Con la transición del 2020 año en el que por cierto ha sido de gran
prueba para la sociedad y la humanidad en entero. Un 2021 que muchos
albergan como la esperanza para el fin de una pandemia, que a decir
verdad continúa aun con todo y las vacunas que empezaron a aplicarse
en México. Y lo que se avizora realmente ¿es el arribo de una nueva
era?
¿A qué me refiero? Los episodios de dolor y angustia debido a la terrible
enfermedad del siglo, así como los efectos adversos en la mente, el
bolsillo, la salud, economía y hasta en la forma de vivir y de morir, las
cosas no podrán volver a ser lo mismo, no para esta generación
sobreviviente al Covid-19 aun con toda la nueva normalidad.
No es una época de cambios, es un cambio de época, parafraseando a
mi amigo Luis Wertam, líder de la Red Nacional de Consejos
Ciudadanos, aguerrido activista que no se cansa de recomendar
abordemos la realidad desde este nuevo contexto de cosas.
Una nueva era, donde el cambio drástico ajustando las reglas de
convivencia e interacción a distancia, el aislamiento social, oficinas
vacías y hogares habitados, con cuidado permanente de nuestra salud
y sin bajar la guardia.
En este cambio de año, marcador para la entrada de esa nueva época
en la que todos a partir de un suceso global que nos ha impactado y
demostrado lo frágil de lo humano, pero al mismo tiempo
convocándonos a adaptarnos a nuevas realidades, donde valoremos lo
simple, lo esencial, ir a lo verdaderamente importante y trascedente
para nosotros y para quienes nos rodean. No perder el tiempo en
superficialidades.
Practicar los valores perdidos, rescatar el humanismo, recuperar la
palabra y el valor de las personas por las personas, teniendo presente
que seres humanos mujeres y hombres podemos reinventarnos,
reconstruirnos y fortalecernos. Y lo más importante, poder seguir
adelante.
Empresas y proyectos se fueron con el 2020, lo más doloroso las más
de 120 mil personas que tan solo en México oficialmente perecieron por
la pandemia, y este 2021 que apenas comienza no podemos ni
debemos dejar de atender las medidas de prevención en la salud.
Por ende, los tiempos difíciles, se tornaron álgidos, al punto de quiebre,
desafortunadamente al suicidio que también ha hecho de las suyas,
ante la impotencia de no saber como actuar y qué hacer de algunas
personas ante la afectación en su salud, o en economía, casi o peor aún
que 1929 en Estados Unidos, de las peores crisis se tenga memoria la
humanidad.
Y sin embargo, no podemos dejar de mantener viva la esperanza de
que esta crítica situación de salud pública termine pronto, aunque no
precisamente con el año que se fue, que encendamos la fe que es
poderosa en tiempos de este neo oscurantismo que nos ha tocado vivir
en pleno siglo XXI, pero sobre todo que le demos gracias a Dios por
cada día, por cada momento que nos permite estar de pie.

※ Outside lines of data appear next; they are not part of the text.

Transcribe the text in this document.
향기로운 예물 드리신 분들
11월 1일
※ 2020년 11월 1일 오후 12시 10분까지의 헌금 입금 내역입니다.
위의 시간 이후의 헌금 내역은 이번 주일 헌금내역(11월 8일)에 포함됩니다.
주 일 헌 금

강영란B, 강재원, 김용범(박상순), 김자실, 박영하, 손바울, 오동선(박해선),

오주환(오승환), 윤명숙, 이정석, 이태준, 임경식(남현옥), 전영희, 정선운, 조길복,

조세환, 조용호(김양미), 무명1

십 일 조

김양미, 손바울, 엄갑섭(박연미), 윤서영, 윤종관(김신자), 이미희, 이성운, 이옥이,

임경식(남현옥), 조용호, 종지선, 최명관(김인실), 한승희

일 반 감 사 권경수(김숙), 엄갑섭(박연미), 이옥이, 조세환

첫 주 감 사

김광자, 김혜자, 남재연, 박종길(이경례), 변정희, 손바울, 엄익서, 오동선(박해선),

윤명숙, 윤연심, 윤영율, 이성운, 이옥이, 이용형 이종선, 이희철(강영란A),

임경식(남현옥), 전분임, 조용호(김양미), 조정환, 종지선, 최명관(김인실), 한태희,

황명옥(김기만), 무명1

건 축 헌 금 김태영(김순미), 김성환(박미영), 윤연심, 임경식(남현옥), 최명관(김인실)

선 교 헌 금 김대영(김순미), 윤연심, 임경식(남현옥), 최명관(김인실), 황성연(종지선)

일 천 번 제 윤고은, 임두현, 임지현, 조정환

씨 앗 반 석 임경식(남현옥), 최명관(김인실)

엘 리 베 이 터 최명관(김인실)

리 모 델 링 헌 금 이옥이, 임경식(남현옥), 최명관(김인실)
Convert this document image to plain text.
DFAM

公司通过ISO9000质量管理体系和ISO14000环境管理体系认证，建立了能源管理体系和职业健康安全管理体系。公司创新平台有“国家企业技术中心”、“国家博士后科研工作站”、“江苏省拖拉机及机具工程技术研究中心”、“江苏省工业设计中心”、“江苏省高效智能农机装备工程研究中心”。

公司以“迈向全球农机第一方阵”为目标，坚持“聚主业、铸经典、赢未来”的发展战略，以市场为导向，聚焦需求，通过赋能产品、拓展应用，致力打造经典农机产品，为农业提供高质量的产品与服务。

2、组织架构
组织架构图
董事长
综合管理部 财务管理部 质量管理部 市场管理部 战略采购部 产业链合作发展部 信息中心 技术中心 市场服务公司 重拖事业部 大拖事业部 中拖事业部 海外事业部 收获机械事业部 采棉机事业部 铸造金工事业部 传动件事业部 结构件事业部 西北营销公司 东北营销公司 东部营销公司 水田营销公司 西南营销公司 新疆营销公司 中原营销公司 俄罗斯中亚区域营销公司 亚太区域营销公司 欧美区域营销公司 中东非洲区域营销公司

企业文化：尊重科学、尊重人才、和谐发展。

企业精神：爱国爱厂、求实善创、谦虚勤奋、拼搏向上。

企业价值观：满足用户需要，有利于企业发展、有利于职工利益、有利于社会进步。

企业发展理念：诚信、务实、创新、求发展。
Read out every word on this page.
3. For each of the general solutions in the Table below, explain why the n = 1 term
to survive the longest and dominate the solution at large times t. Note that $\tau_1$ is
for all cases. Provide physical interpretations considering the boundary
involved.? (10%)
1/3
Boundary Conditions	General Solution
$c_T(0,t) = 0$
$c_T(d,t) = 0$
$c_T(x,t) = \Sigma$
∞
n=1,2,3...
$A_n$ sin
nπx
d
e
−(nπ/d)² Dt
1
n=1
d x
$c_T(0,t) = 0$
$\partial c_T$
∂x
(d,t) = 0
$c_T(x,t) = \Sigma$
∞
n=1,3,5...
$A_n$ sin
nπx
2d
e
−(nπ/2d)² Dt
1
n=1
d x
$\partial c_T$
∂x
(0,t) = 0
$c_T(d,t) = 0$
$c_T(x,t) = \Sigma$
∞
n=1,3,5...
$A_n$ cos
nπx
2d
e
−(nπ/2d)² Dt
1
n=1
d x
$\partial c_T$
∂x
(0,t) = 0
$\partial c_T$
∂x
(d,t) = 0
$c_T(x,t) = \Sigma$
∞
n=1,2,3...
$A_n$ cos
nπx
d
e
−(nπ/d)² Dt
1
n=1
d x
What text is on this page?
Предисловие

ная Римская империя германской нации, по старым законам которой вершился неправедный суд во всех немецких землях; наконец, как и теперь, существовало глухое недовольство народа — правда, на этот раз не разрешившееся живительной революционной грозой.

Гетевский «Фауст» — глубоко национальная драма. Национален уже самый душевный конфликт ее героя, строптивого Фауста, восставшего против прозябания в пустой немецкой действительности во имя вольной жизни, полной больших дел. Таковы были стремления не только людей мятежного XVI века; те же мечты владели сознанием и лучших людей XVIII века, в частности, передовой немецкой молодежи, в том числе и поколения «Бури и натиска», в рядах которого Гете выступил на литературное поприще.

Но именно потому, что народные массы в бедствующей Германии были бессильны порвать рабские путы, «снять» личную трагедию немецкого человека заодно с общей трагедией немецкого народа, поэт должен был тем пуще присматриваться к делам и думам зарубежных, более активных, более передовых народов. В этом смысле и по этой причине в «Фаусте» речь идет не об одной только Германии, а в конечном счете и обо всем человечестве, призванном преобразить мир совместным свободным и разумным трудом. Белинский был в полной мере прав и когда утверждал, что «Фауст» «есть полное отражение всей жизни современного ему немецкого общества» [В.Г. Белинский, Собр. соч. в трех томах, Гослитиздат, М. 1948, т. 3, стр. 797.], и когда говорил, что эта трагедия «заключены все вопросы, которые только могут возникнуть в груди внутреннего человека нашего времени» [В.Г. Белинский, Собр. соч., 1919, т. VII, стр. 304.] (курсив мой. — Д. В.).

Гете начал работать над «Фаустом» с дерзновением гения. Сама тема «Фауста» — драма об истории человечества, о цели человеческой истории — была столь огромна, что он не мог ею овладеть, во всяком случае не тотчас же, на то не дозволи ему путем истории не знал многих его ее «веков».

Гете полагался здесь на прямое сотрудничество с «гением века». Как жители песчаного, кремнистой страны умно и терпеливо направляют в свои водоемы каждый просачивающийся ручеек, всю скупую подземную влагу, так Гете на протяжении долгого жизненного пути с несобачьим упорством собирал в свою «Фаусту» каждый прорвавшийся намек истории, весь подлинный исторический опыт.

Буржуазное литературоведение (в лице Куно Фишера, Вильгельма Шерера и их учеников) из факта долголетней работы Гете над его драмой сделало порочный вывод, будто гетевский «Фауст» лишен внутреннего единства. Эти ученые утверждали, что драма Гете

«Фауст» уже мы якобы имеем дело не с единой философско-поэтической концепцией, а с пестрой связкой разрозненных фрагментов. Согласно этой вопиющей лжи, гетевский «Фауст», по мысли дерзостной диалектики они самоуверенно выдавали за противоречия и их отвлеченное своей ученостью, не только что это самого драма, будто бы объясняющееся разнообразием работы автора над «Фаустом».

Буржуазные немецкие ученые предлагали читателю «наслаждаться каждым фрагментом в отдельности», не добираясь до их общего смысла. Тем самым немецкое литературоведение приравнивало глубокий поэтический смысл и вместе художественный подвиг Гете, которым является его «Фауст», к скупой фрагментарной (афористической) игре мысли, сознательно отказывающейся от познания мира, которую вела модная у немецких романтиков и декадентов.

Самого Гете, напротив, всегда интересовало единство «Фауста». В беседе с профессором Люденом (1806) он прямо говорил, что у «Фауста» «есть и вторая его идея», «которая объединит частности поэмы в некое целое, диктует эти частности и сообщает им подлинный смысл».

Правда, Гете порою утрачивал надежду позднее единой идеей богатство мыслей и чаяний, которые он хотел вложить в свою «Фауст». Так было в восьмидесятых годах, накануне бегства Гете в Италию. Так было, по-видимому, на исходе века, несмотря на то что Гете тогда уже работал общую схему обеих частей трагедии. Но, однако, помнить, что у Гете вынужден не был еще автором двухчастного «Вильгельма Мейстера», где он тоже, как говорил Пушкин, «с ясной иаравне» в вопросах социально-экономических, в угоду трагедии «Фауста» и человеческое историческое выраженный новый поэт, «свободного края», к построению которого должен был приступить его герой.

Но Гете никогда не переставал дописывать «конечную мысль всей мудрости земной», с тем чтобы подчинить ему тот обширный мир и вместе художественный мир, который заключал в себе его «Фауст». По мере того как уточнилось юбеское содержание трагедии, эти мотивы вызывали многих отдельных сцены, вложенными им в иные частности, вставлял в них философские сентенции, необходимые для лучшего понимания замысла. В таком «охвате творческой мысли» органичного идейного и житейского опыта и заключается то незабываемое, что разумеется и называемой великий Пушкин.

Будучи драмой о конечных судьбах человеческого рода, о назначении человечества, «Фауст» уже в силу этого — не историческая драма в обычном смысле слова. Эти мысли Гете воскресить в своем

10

A decir verdad, no es una época de cambios, sino un cambio de época,
por ello desde mi particular forma de ver las cosas, viviendo la transición
hacia una nueva era, donde renaceremos como conjunto, donde
habremos valorado al otro, donde cuidándonos a nosotros mismos,
procuramos también a los otros, y donde haciendo a un lado el egoísmo,
y el recalcitrante materialismo, donde por fin veamos juntos por el bien
común.
Por lo pronto, estimados lectores, les deseo tengan un excelente
arranque 2021, augurándoles bienestar, paz y mucha, mucha salud!!!
La autora es Máster en Derecho Público y doblemente Doctorada Honoris Causa. Abogada,
Catedrática, Escritora y Conferencista. Presidenta de Vive Mejor Ciudadano A.C. Comisionada
Nacional e Internacional de Derechos Humanos.